Any student who attended a school in the lowest 25% of schools were going to get an ESA taxpayer-funded stack of money that they could spend on whatever edu-thing they wished.
Only it turns out that when the Georgia Education Savings Authority went to set up the rules for the Georgia Promise voucher, they read the actual language of the bill, and what it says right there in line
344 in the eligibility requirements is:
The student resides in the attendance zone of a public school that is included on the list of public schools provided for in Code Section 20-2B-29
See the difference? Not just attending the low-achieving school, but in the attendance zone for that school. So if an elementary school is on the naughty list, every middle and high school student who lives in that attendance zone is also eligible for a taxpayer-funded voucher.
The Associated Press is reporting this as if the GESA changed something. "Georgia makes many more students than expected eligible for school vouchers" says the headline.
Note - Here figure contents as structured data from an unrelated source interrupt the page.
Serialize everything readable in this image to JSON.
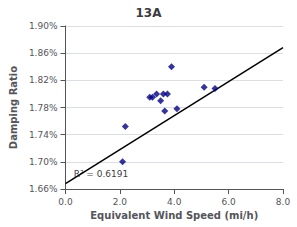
{
  "chart_data": {
    "type": "scatter",
    "title": "13A",
    "xlabel": "Equivalent Wind Speed (mi/h)",
    "ylabel": "Damping Ratio",
    "xlim": [
      0.0,
      8.0
    ],
    "ylim": [
      0.0166,
      0.019
    ],
    "xticks": [
      {
        "value": 0.0,
        "label": "0.0"
      },
      {
        "value": 2.0,
        "label": "2.0"
      },
      {
        "value": 4.0,
        "label": "4.0"
      },
      {
        "value": 6.0,
        "label": "6.0"
      },
      {
        "value": 8.0,
        "label": "8.0"
      }
    ],
    "yticks": [
      {
        "value": 0.0166,
        "label": "1.66%"
      },
      {
        "value": 0.017,
        "label": "1.70%"
      },
      {
        "value": 0.0174,
        "label": "1.74%"
      },
      {
        "value": 0.0178,
        "label": "1.78%"
      },
      {
        "value": 0.0182,
        "label": "1.82%"
      },
      {
        "value": 0.0186,
        "label": "1.86%"
      },
      {
        "value": 0.019,
        "label": "1.90%"
      }
    ],
    "grid": true,
    "series": [
      {
        "type": "scatter",
        "marker": "diamond",
        "color": "#00008B",
        "x": [
          2.1,
          2.2,
          3.1,
          3.2,
          3.35,
          3.5,
          3.6,
          3.65,
          3.75,
          3.9,
          4.1,
          5.1,
          5.5
        ],
        "values": [
          0.017,
          0.01752,
          0.01795,
          0.01795,
          0.018,
          0.0179,
          0.018,
          0.01775,
          0.018,
          0.0184,
          0.01778,
          0.0181,
          0.01808
        ]
      },
      {
        "type": "line",
        "color": "#000000",
        "x": [
          0.0,
          8.0
        ],
        "values": [
          0.01668,
          0.01868
        ]
      }
    ],
    "annotations": [
      {
        "text": "R² = 0.6191",
        "x": 0.3,
        "y": 0.01676
      }
    ]
  }
}
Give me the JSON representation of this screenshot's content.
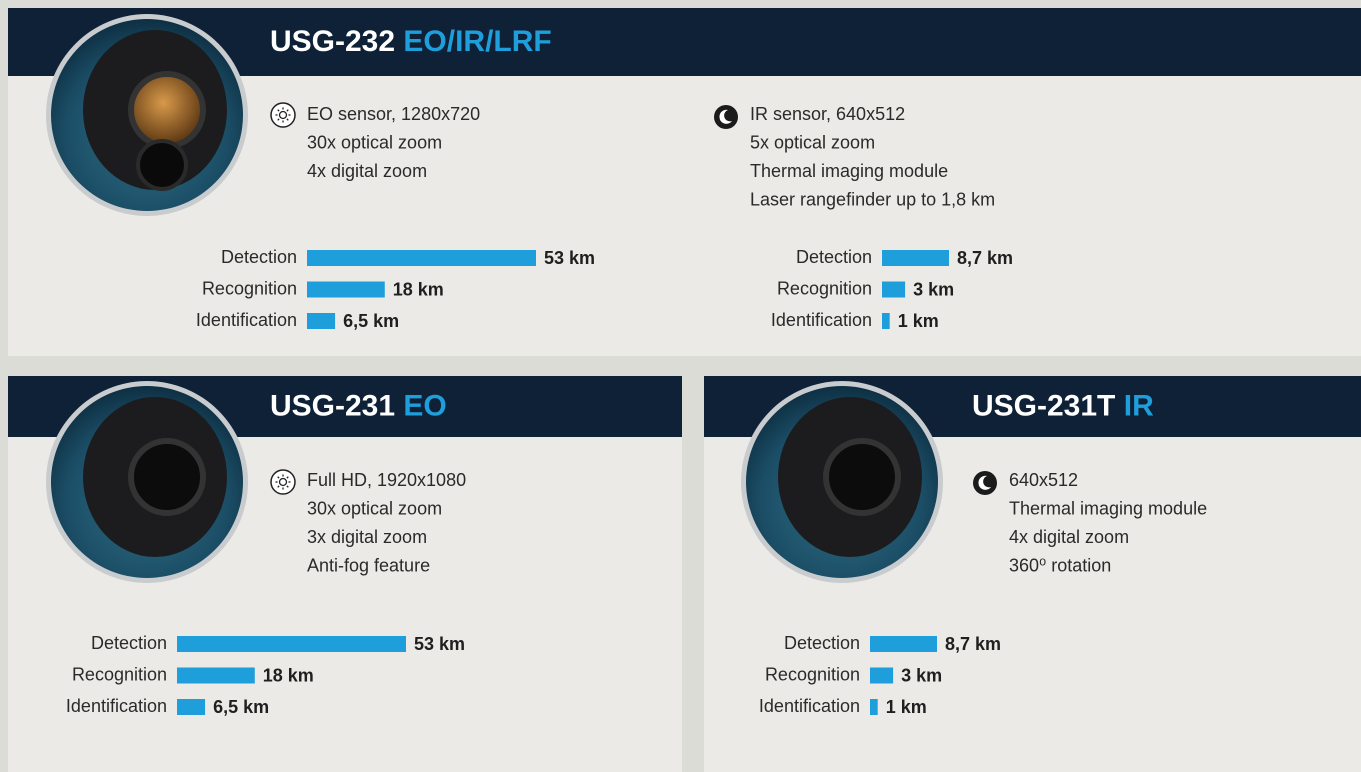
{
  "products": [
    {
      "model": "USG-232",
      "suffix": "EO/IR/LRF",
      "sensors": [
        {
          "lines": [
            "EO sensor, 1280x720",
            "30x optical zoom",
            "4x digital zoom"
          ],
          "ranges": [
            {
              "label": "Detection",
              "value": 53,
              "value_label": "53 km"
            },
            {
              "label": "Recognition",
              "value": 18,
              "value_label": "18 km"
            },
            {
              "label": "Identification",
              "value": 6.5,
              "value_label": "6,5 km"
            }
          ]
        },
        {
          "lines": [
            "IR sensor, 640x512",
            "5x optical zoom",
            "Thermal imaging module",
            "Laser rangefinder up to 1,8 km"
          ],
          "ranges": [
            {
              "label": "Detection",
              "value": 8.7,
              "value_label": "8,7 km"
            },
            {
              "label": "Recognition",
              "value": 3,
              "value_label": "3 km"
            },
            {
              "label": "Identification",
              "value": 1,
              "value_label": "1 km"
            }
          ]
        }
      ]
    },
    {
      "model": "USG-231",
      "suffix": "EO",
      "sensors": [
        {
          "lines": [
            "Full HD, 1920x1080",
            "30x optical zoom",
            "3x digital zoom",
            "Anti-fog feature"
          ],
          "ranges": [
            {
              "label": "Detection",
              "value": 53,
              "value_label": "53 km"
            },
            {
              "label": "Recognition",
              "value": 18,
              "value_label": "18 km"
            },
            {
              "label": "Identification",
              "value": 6.5,
              "value_label": "6,5 km"
            }
          ]
        }
      ]
    },
    {
      "model": "USG-231T",
      "suffix": "IR",
      "sensors": [
        {
          "lines": [
            "640x512",
            "Thermal imaging module",
            "4x digital zoom",
            "360⁰ rotation"
          ],
          "ranges": [
            {
              "label": "Detection",
              "value": 8.7,
              "value_label": "8,7 km"
            },
            {
              "label": "Recognition",
              "value": 3,
              "value_label": "3 km"
            },
            {
              "label": "Identification",
              "value": 1,
              "value_label": "1 km"
            }
          ]
        }
      ]
    }
  ]
}
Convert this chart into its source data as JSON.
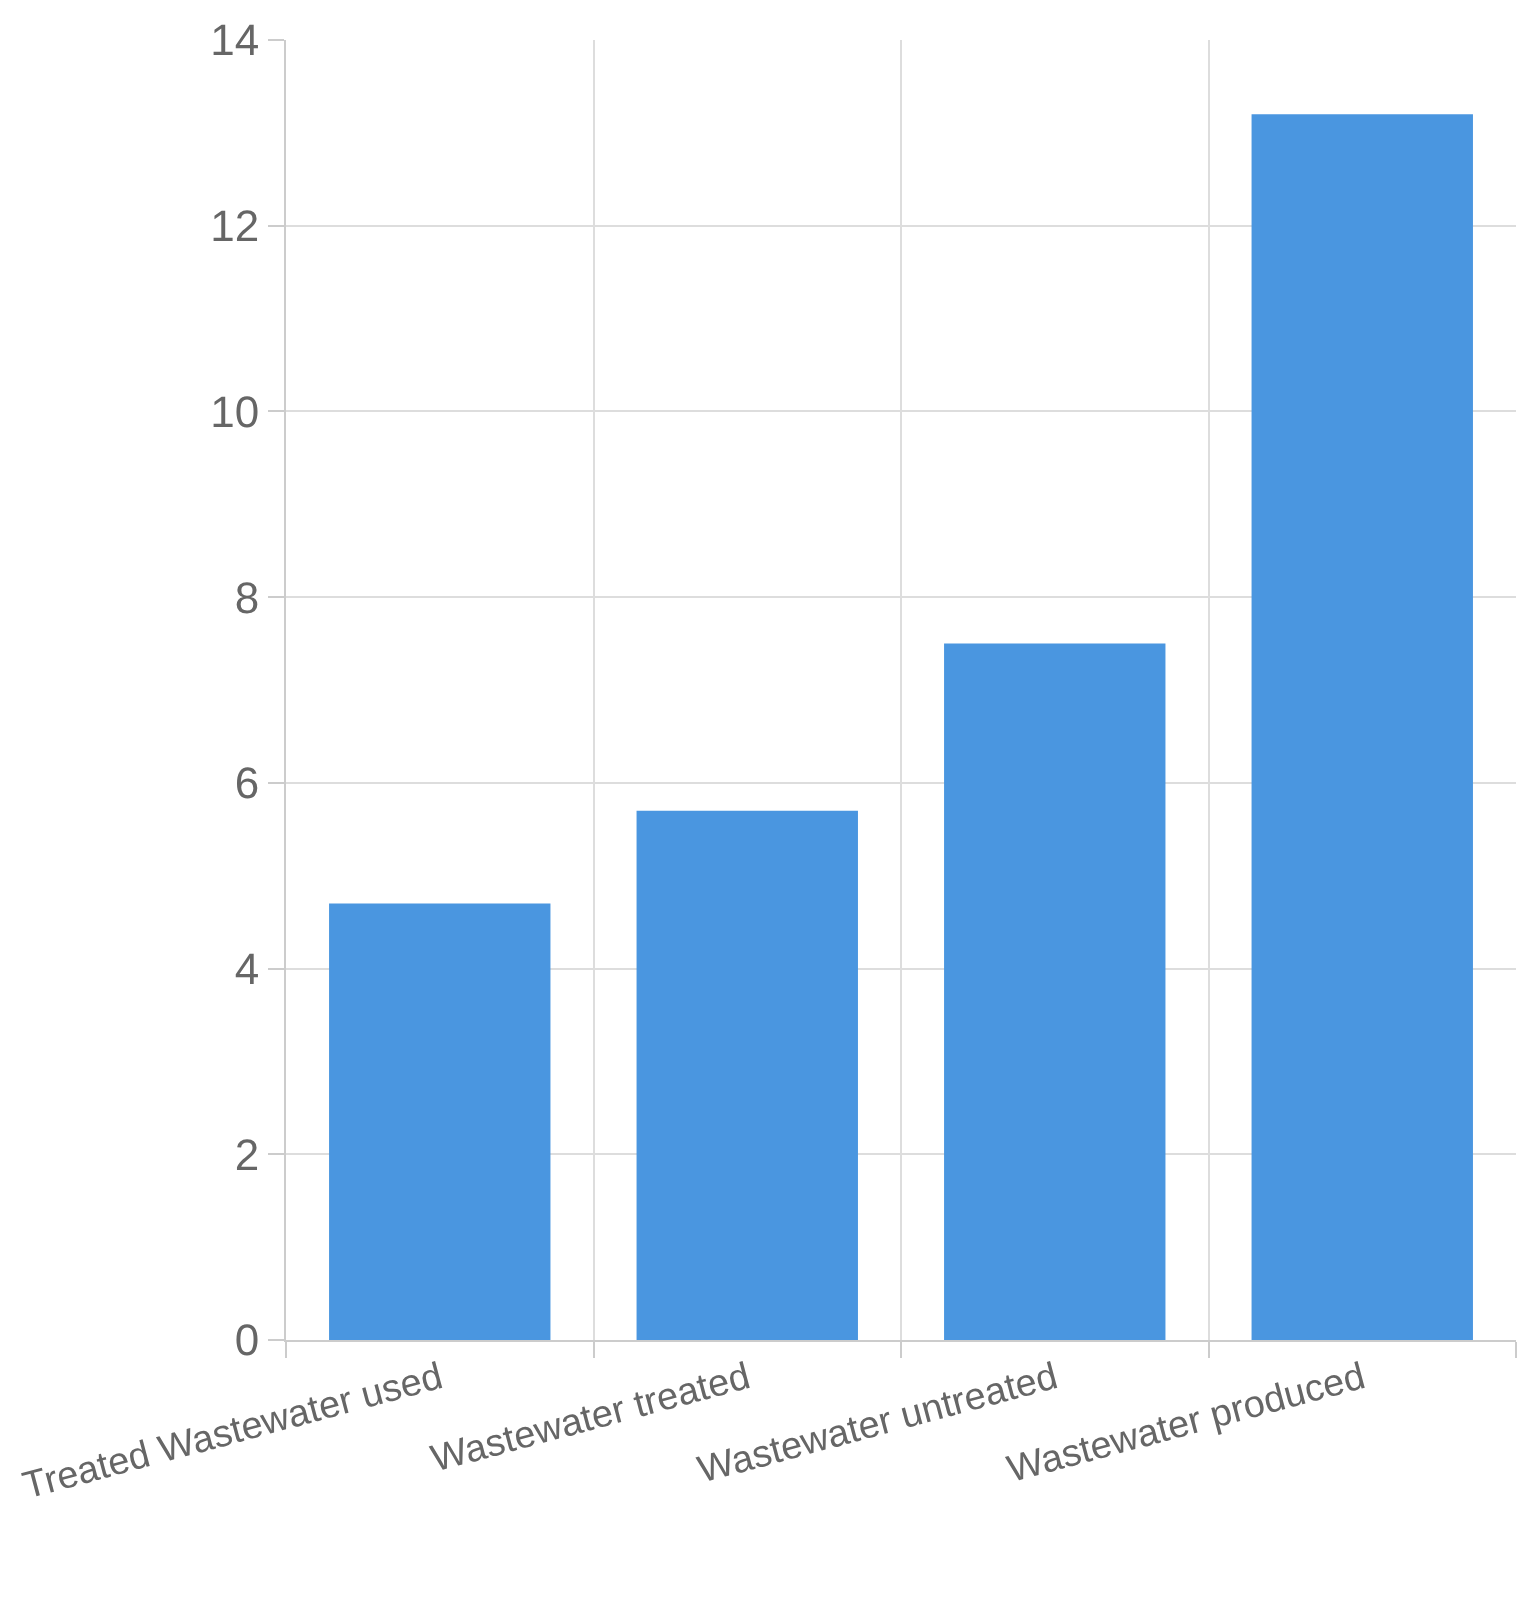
{
  "chart_data": {
    "type": "bar",
    "categories": [
      "Treated Wastewater used",
      "Wastewater treated",
      "Wastewater untreated",
      "Wastewater produced"
    ],
    "values": [
      4.7,
      5.7,
      7.5,
      13.2
    ],
    "color": "#4a96e0",
    "ylim": [
      0,
      14
    ],
    "yticks": [
      0,
      2,
      4,
      6,
      8,
      10,
      12,
      14
    ],
    "grid": true
  }
}
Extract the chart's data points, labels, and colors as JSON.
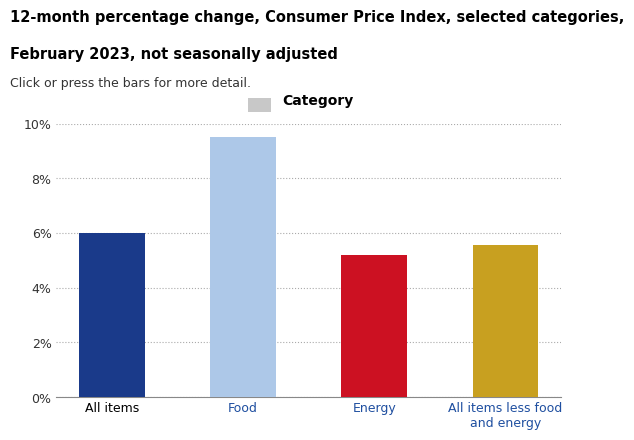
{
  "title_line1": "12-month percentage change, Consumer Price Index, selected categories,",
  "title_line2": "February 2023, not seasonally adjusted",
  "subtitle": "Click or press the bars for more detail.",
  "legend_label": "Category",
  "categories": [
    "All items",
    "Food",
    "Energy",
    "All items less food\nand energy"
  ],
  "values": [
    6.0,
    9.5,
    5.2,
    5.55
  ],
  "bar_colors": [
    "#1a3a8a",
    "#adc8e8",
    "#cc1122",
    "#c8a020"
  ],
  "xlabel_colors": [
    "#000000",
    "#1f4fa0",
    "#1f4fa0",
    "#1f4fa0"
  ],
  "ylim": [
    0,
    10
  ],
  "yticks": [
    0,
    2,
    4,
    6,
    8,
    10
  ],
  "ytick_labels": [
    "0%",
    "2%",
    "4%",
    "6%",
    "8%",
    "10%"
  ],
  "legend_color": "#c8c8c8",
  "title_fontsize": 10.5,
  "subtitle_fontsize": 9,
  "tick_label_fontsize": 9,
  "background_color": "#ffffff"
}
Like GESA pulled a fast one, or something was "changed." But the only fast one pulled here is by the people who knew exactly what the law said and let stand (or promoted) the idea that only those at low-scoring schools were eligible.
But here's House GOP Speaker Pro Temp Jan Jones saying that the "authority's interpretation" needs to be reined in. This, she says, is not what she advocated for. "That wasn't my understanding," she told the AP.
The House Education Committee chair, Republican Representative Chris Erwin has also announced that this needs to be fixed. “The scholarships are specifically designed for children in an individual school that meets the eligibility requirements, and are not intended to be provided to every student in a district where the qualifying school is located,” Erwin wrote in a text to the AP.
Look, I agree with the goal of reducing voucher damage to the school system of the state, and I'm even inclined to believe their current statements of protest, but come on, lawmakers-- the language is right there in the bill in plain English. Did nobody read it? Did everyone just accept the word of whatever lobbyist pushed the bill?
The law is set up to fund about 22,000 vouchers. The AP figures that about 400,000 students are eligible.
I retired after 39 years in the classroom as an English teacher, so it always saddens when people just don't bother to read (it has been a long year), and heaven knows that legislative bills are especially hard to wade through, but that's part of a legislator's job (or at least that of their staff). Georgia is now facing the result of some combination of ineptitude and turpitude. We'll see if they get anything changed in the next session.
Same type of thing happened in NH. ESAs, Education Savings Accounts, were only going to be used by a few hundred low-income people with a cost to the state of a couple hundred thousand dollars. It’s now up in the hundreds of millions of dollars, and being used by some of the richest in the state. Republican bait-and-switch.